Terry laughed, and Glen Hopkins watched the two of them vanish up the stairs, with a look of intense curiosity on his usually lugubrious face. For the first time that he could remember, Deacon had looked positively cheerful, and Glen began to imagine similarities of bone structure between the man and the boy that didn't exist.
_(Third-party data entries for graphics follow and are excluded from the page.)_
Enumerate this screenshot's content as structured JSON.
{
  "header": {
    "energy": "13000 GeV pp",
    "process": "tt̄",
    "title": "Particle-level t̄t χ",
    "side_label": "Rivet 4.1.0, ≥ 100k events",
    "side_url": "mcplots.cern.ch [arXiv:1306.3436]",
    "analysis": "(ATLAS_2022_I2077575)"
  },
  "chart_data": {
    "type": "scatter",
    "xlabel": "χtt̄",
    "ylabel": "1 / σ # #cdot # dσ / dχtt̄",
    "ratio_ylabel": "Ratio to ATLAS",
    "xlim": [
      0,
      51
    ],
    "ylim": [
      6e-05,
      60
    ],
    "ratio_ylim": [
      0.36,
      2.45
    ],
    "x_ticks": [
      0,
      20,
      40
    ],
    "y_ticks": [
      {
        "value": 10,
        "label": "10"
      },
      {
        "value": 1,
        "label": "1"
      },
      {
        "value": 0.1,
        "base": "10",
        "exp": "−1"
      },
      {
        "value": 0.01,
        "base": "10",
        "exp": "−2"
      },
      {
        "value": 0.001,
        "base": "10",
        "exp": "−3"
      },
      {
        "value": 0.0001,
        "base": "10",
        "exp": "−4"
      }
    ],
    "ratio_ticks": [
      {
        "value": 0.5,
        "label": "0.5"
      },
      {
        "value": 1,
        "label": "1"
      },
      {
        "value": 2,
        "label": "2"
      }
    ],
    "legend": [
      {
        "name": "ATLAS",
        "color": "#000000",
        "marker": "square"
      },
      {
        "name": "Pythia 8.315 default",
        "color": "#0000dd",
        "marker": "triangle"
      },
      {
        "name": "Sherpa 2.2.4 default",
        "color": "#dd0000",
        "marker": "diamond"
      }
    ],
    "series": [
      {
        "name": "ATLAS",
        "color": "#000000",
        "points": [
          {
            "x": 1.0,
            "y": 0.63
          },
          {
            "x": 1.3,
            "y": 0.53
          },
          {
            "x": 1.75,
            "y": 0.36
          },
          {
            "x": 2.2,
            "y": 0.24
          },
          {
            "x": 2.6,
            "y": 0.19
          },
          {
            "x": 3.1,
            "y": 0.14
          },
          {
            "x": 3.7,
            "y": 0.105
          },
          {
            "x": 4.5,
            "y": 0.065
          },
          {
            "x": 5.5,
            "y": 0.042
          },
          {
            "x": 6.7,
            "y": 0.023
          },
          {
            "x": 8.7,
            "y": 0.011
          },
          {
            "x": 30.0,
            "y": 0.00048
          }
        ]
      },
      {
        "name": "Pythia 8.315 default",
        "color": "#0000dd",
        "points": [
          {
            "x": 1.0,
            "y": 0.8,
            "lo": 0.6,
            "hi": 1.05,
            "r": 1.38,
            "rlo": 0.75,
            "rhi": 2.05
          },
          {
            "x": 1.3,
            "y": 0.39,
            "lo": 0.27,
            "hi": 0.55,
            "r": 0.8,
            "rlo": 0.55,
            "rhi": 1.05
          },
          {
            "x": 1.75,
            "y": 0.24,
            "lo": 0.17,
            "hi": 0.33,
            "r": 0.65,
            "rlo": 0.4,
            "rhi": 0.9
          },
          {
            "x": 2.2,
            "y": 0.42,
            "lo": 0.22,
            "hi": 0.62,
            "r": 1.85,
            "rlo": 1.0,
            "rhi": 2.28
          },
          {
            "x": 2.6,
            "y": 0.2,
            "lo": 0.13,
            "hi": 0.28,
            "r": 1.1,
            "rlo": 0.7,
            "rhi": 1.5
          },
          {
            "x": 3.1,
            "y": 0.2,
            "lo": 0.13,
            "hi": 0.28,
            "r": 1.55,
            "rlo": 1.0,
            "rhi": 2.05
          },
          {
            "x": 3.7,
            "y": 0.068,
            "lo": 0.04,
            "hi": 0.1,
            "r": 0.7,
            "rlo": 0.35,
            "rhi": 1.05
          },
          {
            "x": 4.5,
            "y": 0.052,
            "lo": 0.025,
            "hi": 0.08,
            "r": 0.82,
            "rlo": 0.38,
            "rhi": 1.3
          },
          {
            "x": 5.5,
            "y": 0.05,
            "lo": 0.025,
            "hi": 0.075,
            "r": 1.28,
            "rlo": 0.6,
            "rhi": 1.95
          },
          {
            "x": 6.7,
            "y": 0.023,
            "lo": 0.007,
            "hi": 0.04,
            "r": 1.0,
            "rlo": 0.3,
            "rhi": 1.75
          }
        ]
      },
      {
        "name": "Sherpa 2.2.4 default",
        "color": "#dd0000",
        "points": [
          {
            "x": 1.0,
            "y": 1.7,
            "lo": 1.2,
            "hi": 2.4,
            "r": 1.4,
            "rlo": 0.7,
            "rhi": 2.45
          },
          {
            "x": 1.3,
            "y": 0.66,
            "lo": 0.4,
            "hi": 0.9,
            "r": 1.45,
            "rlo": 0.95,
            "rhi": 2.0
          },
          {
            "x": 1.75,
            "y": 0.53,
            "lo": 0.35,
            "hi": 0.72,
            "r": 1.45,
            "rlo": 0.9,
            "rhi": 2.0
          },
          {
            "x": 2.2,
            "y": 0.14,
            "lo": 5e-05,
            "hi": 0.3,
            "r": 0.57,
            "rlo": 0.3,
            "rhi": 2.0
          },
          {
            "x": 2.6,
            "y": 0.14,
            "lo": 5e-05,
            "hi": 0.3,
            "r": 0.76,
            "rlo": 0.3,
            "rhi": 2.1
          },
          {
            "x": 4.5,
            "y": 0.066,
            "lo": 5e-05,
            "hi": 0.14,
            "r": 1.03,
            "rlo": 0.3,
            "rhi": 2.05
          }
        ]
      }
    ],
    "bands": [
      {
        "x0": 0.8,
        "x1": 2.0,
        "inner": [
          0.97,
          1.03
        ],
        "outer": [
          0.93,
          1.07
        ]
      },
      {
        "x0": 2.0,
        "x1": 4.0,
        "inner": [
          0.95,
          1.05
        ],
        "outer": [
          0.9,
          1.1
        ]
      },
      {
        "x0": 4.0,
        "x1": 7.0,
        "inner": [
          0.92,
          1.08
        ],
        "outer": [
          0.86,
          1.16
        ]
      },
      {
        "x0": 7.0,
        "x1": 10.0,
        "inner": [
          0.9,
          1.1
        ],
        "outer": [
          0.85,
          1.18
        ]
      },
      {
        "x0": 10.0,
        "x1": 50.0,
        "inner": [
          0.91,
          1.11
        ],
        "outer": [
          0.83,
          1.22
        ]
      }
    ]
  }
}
Barry Grover was equally curious about Terry, but he had spent a lifetime masking his true feelings and merely stared at the two men from behind his pebble glasses as they barged noisily through the door into the clippings library. He made a strange sight, isolated as he was at a desk in the middle of the darkened room with a pool of lamplight reflecting off his lenses. Indeed his resemblance to some large shiny-eyed beetle was more pronounced than usual and, with an abrupt movement, Deacon snapped on the overhead lights to dispel the uncomfortable image.
"Hi, Barry," he said in the artificially hearty tone he always used towards the man, "meet a friend of mine, Terry Dalton. Terry, meet the eyes of
The Street
, Barry Grover. If you're even remotely interested in photography and photographic art, then this is the guy you should talk to. He knows everything there is to know about it."
Terry nodded in his friendly fashion.
"Mike's exaggerating," said Barry dismissively, fearing he was about to be made to look a fool. He had already suffered the humiliation of Glen's knowing looks and poorly disguised curiosity when he arrived. Now he turned his back on the newcomers and pushed the photographs of Amanda Powell under a sheaf of newspaper clippings.